A força e o drama desses sentimentos ganham extrema consistência pela voz do ator por expressar essas angústias com uma clareza e propriedade desconcertantes. A sua consciência de que não poderá mais brincar com o filho que teve com Dana – Will (com três anos à época do acidente) – ou abraçar sua esposa por algo inadmissível que lhe aconteceu – “Por que comigo?” – tudo, enfim, só deixava mais robusto e colossal o pesadelo que vivenciou nos primeiros meses após a tragédia.
Para além do aspecto do sofrimento pela tetraplegia, Super/Man abarca lindamente o senso de ‘família’, muito caro a Reeve durante seus últimos anos. A proximidade com os três filhos dos dois casamentos e a devoção de Dana deixaram claro na cabeça do ator que aquilo que realmente o define (ou a qualquer pessoa) não são seus grandes feitos, mas a qualidade das relações que mantemos com as outras pessoas.
Estas passaram a ser convicções que Reeve compartilhou com o mundo, dizendo algo simples para uma multidão que lhe ouvia, em sua cadeira de rodas, num evento político: “Se entendermos que somos uma única família, a empatia fará o resto e seremos menos desiguais”. Para o ator “a família estava no centro de tudo e, se ela está inteira, o mesmo ocorria com o seu universo”.

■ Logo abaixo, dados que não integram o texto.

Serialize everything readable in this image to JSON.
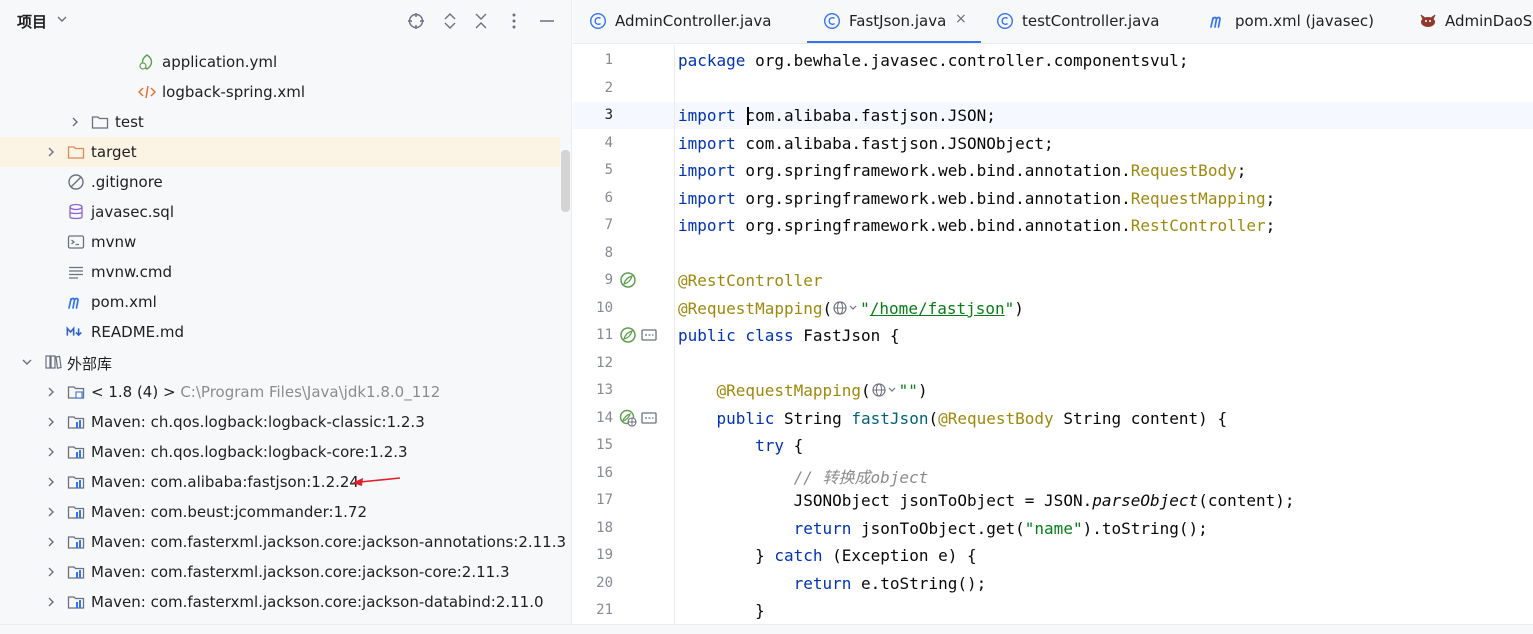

Pela fama como ator, Reeves tornou visíveis os invisíveis tetraplégicos de todo o mundo e, por meio de sua Fundação Christopher Reeve (depois, Fundação Christopher & Dana Reeve), acelerou as pesquisas científicas a respeito da recuperação dos movimentos de tetraplégicos.
Na visão do diretor Richard Donner – que tanto o ajudou durante Superman: O Filme – Reeve não veio ao mundo por acaso, e não estava por aqui apenas para ser um ator. Tornou-se um herói de verdade.
Super/Man: A história de Christopher Reeve parece não permitir dúvida sobre isso, podendo deixar o peito do espectador doendo de tanta emoção que irá testemunhar neste documentário tão bem orquestrado por Bonhôte e Ettedgui.
Uma dupla que, impiedosamente, nos faz pensar que nada abalaria mais que a morte do ator para a família Reeve para, nos minutos finais do filme, nos jogar uma nova pedrada na cara; mas sem pieguice e com a dignidade (e também elegância) que o assunto merece.
Por fim, para o leitor que chegou até aqui, aquela dica: Ao ir para o cinema, levar uma caixa de kleenex completa. Ela poderá te ajudar durante a sessão de Super/Man: A história de Christopher Reeve.